Program Members direct the UW Undiagnosed Genetic Disease Program (UW-UGDP), a clinical research initiative that evaluates children and adults with rare genetic disorders who have not been diagnosed using conventional clinical means. The UW-UGDP focuses on providing diagnoses and actionable knowledge for these individuals, discovering new disease genes, improving our understanding of the pathobiology of genetic disorders, and piloting the clinical application of novel genomic technologies.
Contact: Stephen Meyn
Cancer is a group of diseases caused by abnormal changes in the genome. Recent technical advances now allow us to better understand the nature of these changes and their significance. The Cancer Genomics Program’s goal is the lessen the impact of cancer by advancing our understanding of the roles genetics and epigenetics play in cancer and using this knowledge to devise and implement personalized prevention and treatment strategies.

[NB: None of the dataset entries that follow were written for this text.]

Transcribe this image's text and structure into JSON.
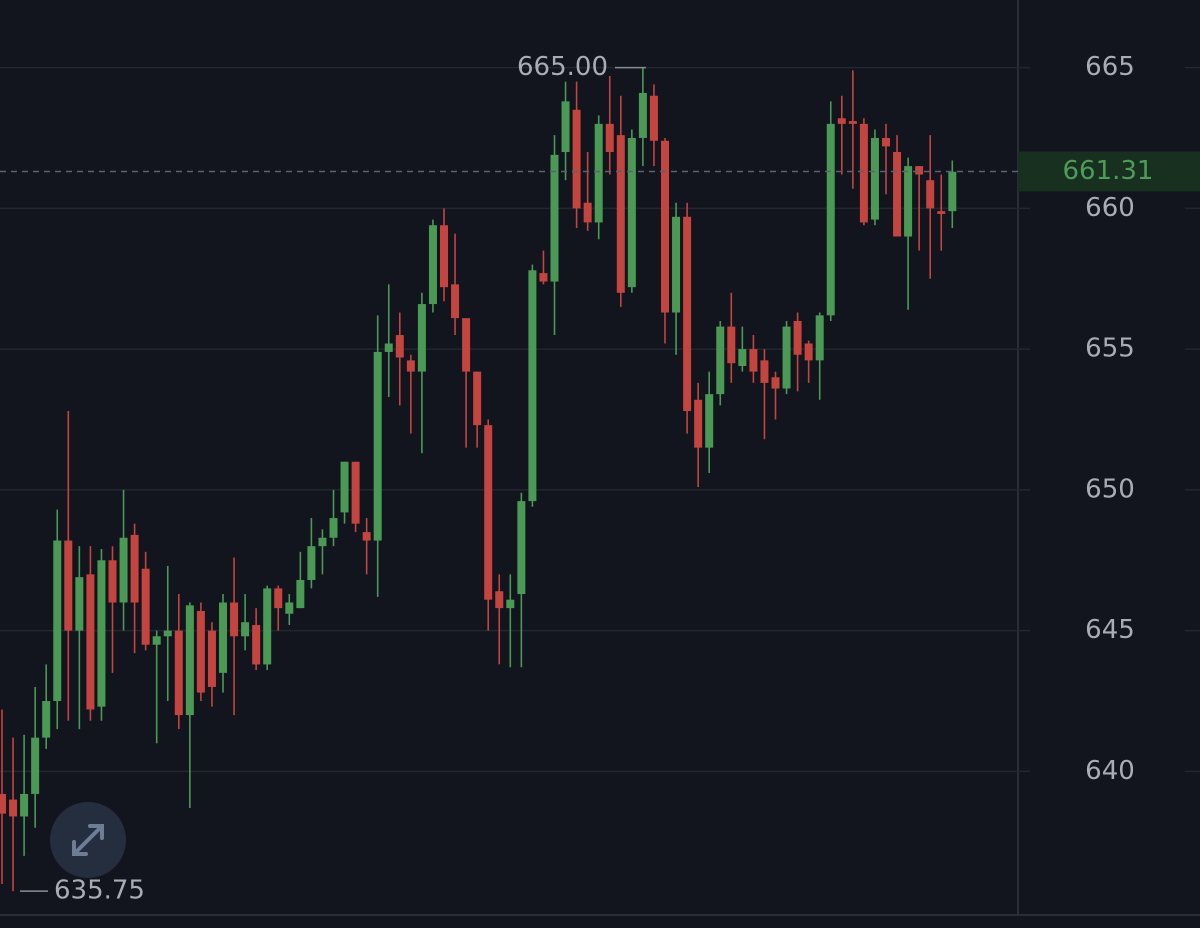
{
  "chart_data": {
    "type": "candlestick",
    "open": [
      639.2,
      639.0,
      638.4,
      639.2,
      641.2,
      642.5,
      648.2,
      645.0,
      647.0,
      642.3,
      647.5,
      646.0,
      648.4,
      647.2,
      644.5,
      644.8,
      645.0,
      642.0,
      645.7,
      645.0,
      643.5,
      646.0,
      644.8,
      645.2,
      643.8,
      646.5,
      645.6,
      645.8,
      646.8,
      648.0,
      648.3,
      649.2,
      651.0,
      648.5,
      648.2,
      654.9,
      655.5,
      654.6,
      654.2,
      656.6,
      659.4,
      657.3,
      656.1,
      654.2,
      652.3,
      646.4,
      645.8,
      646.3,
      649.6,
      657.7,
      657.4,
      662.0,
      663.5,
      660.2,
      659.5,
      663.0,
      662.6,
      657.2,
      662.5,
      664.0,
      662.4,
      656.3,
      659.7,
      653.2,
      651.5,
      653.4,
      655.8,
      654.4,
      655.0,
      654.6,
      654.0,
      653.6,
      656.0,
      655.2,
      654.6,
      656.2,
      663.2,
      663.1,
      663.0,
      659.6,
      662.5,
      662.0,
      659.0,
      661.5,
      661.0,
      659.9,
      659.9
    ],
    "high": [
      642.2,
      641.2,
      641.3,
      643.0,
      643.8,
      649.3,
      652.8,
      648.0,
      648.0,
      647.9,
      648.0,
      650.0,
      648.8,
      647.8,
      645.0,
      647.3,
      646.3,
      646.0,
      646.0,
      645.3,
      646.3,
      647.6,
      646.3,
      645.8,
      646.6,
      646.6,
      646.3,
      647.8,
      649.0,
      648.6,
      650.0,
      651.0,
      651.0,
      649.0,
      656.2,
      657.3,
      656.3,
      654.8,
      657.0,
      659.6,
      660.0,
      659.1,
      656.0,
      654.2,
      652.5,
      647.0,
      647.0,
      649.9,
      658.0,
      658.5,
      662.6,
      664.5,
      664.5,
      662.0,
      663.3,
      664.7,
      664.0,
      662.8,
      665.0,
      664.4,
      662.5,
      660.2,
      660.2,
      653.8,
      654.2,
      656.0,
      657.0,
      655.8,
      655.5,
      655.0,
      654.2,
      656.0,
      656.3,
      655.3,
      656.3,
      663.8,
      664.0,
      664.9,
      663.2,
      662.8,
      663.0,
      662.6,
      661.8,
      661.5,
      662.6,
      661.2,
      661.7
    ],
    "low": [
      636.0,
      635.75,
      637.0,
      638.0,
      640.8,
      641.5,
      641.8,
      641.5,
      641.8,
      641.8,
      643.5,
      645.0,
      644.2,
      644.3,
      641.0,
      642.5,
      641.5,
      638.7,
      642.5,
      642.3,
      642.8,
      642.0,
      644.3,
      643.6,
      643.6,
      645.0,
      645.2,
      645.8,
      646.5,
      647.0,
      648.0,
      648.8,
      648.5,
      647.0,
      646.2,
      653.3,
      653.0,
      652.0,
      651.3,
      656.3,
      656.7,
      655.5,
      651.5,
      651.5,
      645.0,
      643.8,
      643.7,
      643.7,
      649.4,
      657.3,
      655.5,
      661.0,
      659.3,
      659.2,
      658.9,
      661.2,
      656.5,
      657.0,
      661.5,
      661.5,
      655.2,
      654.8,
      652.0,
      650.1,
      650.6,
      653.0,
      653.8,
      654.2,
      653.8,
      651.8,
      652.5,
      653.4,
      653.5,
      653.8,
      653.2,
      656.0,
      661.2,
      660.7,
      659.4,
      659.4,
      660.5,
      659.0,
      656.4,
      658.5,
      657.5,
      658.5,
      659.3
    ],
    "close": [
      638.5,
      638.4,
      639.2,
      641.2,
      642.5,
      648.2,
      645.0,
      646.9,
      642.2,
      647.5,
      646.0,
      648.3,
      646.0,
      644.5,
      644.8,
      645.0,
      642.0,
      645.9,
      642.8,
      643.0,
      646.0,
      644.8,
      645.3,
      643.8,
      646.5,
      645.8,
      646.0,
      646.8,
      648.0,
      648.3,
      649.0,
      651.0,
      648.8,
      648.2,
      654.9,
      655.2,
      654.7,
      654.2,
      656.6,
      659.4,
      657.2,
      656.1,
      654.2,
      652.3,
      646.1,
      645.8,
      646.1,
      649.6,
      657.8,
      657.4,
      661.9,
      663.8,
      660.0,
      659.5,
      663.0,
      662.0,
      657.0,
      662.5,
      664.1,
      662.4,
      656.3,
      659.7,
      652.8,
      651.5,
      653.4,
      655.8,
      654.5,
      655.0,
      654.2,
      653.8,
      653.6,
      655.8,
      654.8,
      654.6,
      656.2,
      663.0,
      663.0,
      663.0,
      659.5,
      662.5,
      662.2,
      659.0,
      661.5,
      661.2,
      660.0,
      659.8,
      661.3
    ],
    "up_color": "#4a9a55",
    "down_color": "#c4443f",
    "ylim": [
      634.9,
      667.4
    ],
    "yticks": [
      640,
      645,
      650,
      655,
      660,
      665
    ],
    "grid": true,
    "high_label": {
      "value": 665,
      "label": "665.00"
    },
    "low_label": 635.75,
    "last_price": 661.31
  }
}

Program Members carry out both bench research and clinical trials and are involved in the Wisconsin Precision Medicine Molecular Tumor Board, a statewide service available to patients and oncologists throughout Wisconsin.
Contact: Mark Burkard
Advances in sequencing platforms and genomic analyses are driving a revolution in molecular testing. The Novel Diagnostics Program’s goal is to use these new technologies to improve our ability to diagnose, assess, and predict genetic disorders.
Program Members are developing and piloting new diagnostic and predictive tools that will improve our ability to diagnose rare genetic disorders, interpretate the clinical significance of genomic variants, predict prognosis and follow treatment responses.
Contact: Muhammad Murtaza
Ethical, Legal, and Social Implications – ELSI
As a new paradigm, the incorporation of genomics into clinical practice raises many ethical and legal questions as well as creates multiple policy dilemmas. The ELSI Program’s goal is to lead examinations of these issues and drive the development of practical solutions that attend to the needs of multiple stakeholders, while privileging the needs of patients and their families.
Program Members are studying patients’ experiences with genomic medicine, developing tools for measuring the utility of genetic testing, and guiding institutional and governmental policies regarding the use of genomic testing.
Gene editing and other technologies have now evolved to the point that gene therapy and other molecular interventions are feasible. The Interventional Genomics Program’s goal is to create and help trial novel therapeutic strategies aimed at treating common and rare genetic disorders.
Program Members are developing novel tools for gene editing and new vector delivery systems for gene therapy, as well as participating in clinical trials of novel therapeutics.
Contact: Kris Saha
Population Health Genomics
Genetic factors affect everyone’s health through their involvement in both rare and common diseases. For this reason, it is critical to understand genetic variation in different populations and develop practical strategies to equitably bring the benefits of genomic medicine to all of us. The Population Health Genomics Program’s goal is to improve health by advancing our knowledge of genetic risk factors in different populations and piloting population-based approaches to identifying and managing genetic health risks.
Program Members are developing novel genomics-based population-based screening for cancer and cardiovascular disease. The Population Health Genomics Program supports the PHOuR project, UW Health’s novel population-based predictive genomics effort to quantify and manage breast cancer risk.